Hollywood accapare-t-il vraiment les GLP-1 ?

De nombreuses personnes, tant médecins que patients, supposent que la forte demande de médicaments GLP-1 est essentiellement due à des personnes qui souhaitent mincir mais qui n’ont pas de besoin médical sérieux de perdre du poids.

Rasouli déclare : « Lorsque nos ressources sont rares et que les gens d'Hollywood ou ceux qui n'en ont pas vraiment besoin les obtiennent en premier, cela signifie que nous refusons l'accès à des personnes qui pourraient en avoir davantage besoin. »
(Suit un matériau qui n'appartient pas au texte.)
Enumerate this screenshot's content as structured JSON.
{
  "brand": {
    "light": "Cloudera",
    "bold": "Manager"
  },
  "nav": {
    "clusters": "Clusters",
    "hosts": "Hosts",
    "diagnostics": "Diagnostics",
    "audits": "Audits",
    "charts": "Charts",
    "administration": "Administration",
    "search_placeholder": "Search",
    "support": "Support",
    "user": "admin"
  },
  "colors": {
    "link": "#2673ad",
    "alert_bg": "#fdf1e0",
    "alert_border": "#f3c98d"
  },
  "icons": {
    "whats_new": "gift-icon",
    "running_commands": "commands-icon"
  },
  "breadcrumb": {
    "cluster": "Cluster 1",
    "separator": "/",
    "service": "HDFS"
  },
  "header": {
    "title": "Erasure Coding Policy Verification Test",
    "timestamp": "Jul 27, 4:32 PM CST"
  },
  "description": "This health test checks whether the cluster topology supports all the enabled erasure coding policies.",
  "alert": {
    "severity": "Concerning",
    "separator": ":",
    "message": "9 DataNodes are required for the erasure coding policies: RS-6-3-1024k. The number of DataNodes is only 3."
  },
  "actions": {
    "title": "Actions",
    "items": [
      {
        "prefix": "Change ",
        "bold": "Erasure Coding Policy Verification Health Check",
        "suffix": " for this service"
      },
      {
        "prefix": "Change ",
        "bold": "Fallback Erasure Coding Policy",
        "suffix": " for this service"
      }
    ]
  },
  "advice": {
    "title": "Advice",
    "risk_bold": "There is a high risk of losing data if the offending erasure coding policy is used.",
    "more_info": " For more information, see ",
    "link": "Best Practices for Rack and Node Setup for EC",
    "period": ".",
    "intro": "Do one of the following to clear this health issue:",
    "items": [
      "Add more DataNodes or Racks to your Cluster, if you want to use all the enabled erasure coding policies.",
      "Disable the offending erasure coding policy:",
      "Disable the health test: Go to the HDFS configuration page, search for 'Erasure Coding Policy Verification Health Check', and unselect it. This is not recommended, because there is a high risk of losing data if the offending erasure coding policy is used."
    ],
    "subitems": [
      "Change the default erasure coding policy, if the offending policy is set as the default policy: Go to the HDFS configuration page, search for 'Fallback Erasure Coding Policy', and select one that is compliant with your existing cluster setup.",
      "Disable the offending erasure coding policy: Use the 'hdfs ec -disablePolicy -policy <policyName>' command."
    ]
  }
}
« Je pense que l’approche la moins rentable est celle qui consiste à traiter les personnes en surpoids ou légèrement obèses qui souhaitent rentrer dans cette robe fabuleuse en perdant quelques kilos », explique Herman. « C’est ce que nous voyons vraiment à Hollywood, et malheureusement c’est ce que nous voyons assez largement. »

Mais Leah Wigham, Ph. D., professeure de santé publique à l'Université du Texas à Houston, remet en question ce récit : « Il y a ces histoires de stars de cinéma (qui utilisent Ozempic), ce qui représente quoi, quelques dizaines d'anecdotes ? Avons-nous des données qui montrent que cela contribue réellement de manière significative aux problèmes de la chaîne d'approvisionnement ? »

Nikhil Dhurandhar, PhD, professeur de sciences nutritionnelles à l'université Texas Tech de Lubbock, déclare qu'il « souhaite faire un geste positif pour ceux qui veulent perdre du poids pour rentrer dans une robe ». Le Dr Dhurandhar affirme que tant que les utilisateurs sont médicalement autorisés à utiliser un médicament GLP-1, « la motivation ne devrait pas avoir d'importance… vos bénéfices seront les mêmes quelle que soit la raison pour laquelle vous avez perdu du poids ».

Le Dr Wigham craint que le fait de vilipender certains utilisateurs de GLP-1 ne contribue qu’à la désapprobation et à la discrimination dont souffrent les personnes en surpoids.

« Ce genre de commentaires sur la robe ne fait que perpétuer le stigmate selon lequel les gens ne méritent pas ce médicament à moins qu'ils ne fassent de gros efforts pour perdre du poids par eux-mêmes », explique Wigham. « Nous ne le faisons pas pour d'autres maladies et nous devons arrêter d'utiliser ce langage pour l'obésité. »

Les pénuries pourraient persister

Les pénuries de sémaglutide et de tirzépatide devraient durer jusqu'en 2024, mais il est difficile de dire quand les fabricants seront en mesure de rattraper leur retard. milliard personnes dans le monde qui sont médicalement éligibles à prendre un agoniste du récepteur GLP-1, selon les critères de la FDA. La demande potentielle est presque inimaginable.

De nombreuses entreprises tentent de répondre à la demande. Les principaux fabricants de médicaments s'efforcent d'accroître leur capacité de production et de développer de nouvelles thérapies à base de GLP-1. Les génériques pourraient bientôt être approuvés en Inde et en Chine, et aux États-Unis, les pharmacies de préparation opérant dans une zone grise légale proposent des équivalents sans marque moins chers.

Dans un monde idéal, tous ceux qui pourraient bénéficier de ces médicaments à succès pourraient y avoir accès. Pour l’instant, cette possibilité semble très lointaine.

Le plat à emporter

La demande de médicaments GLP-1 comme Ozempic a dépassé l’offre, ce qui a suscité des débats sur l’accès équitable. Certains experts de la santé suggèrent de donner la priorité à ces médicaments pour ceux qui pourraient en bénéficier le plus, en particulier les patients atteints de multiples maladies cardiométaboliques, notamment le diabète de type 2 et l’obésité sévère.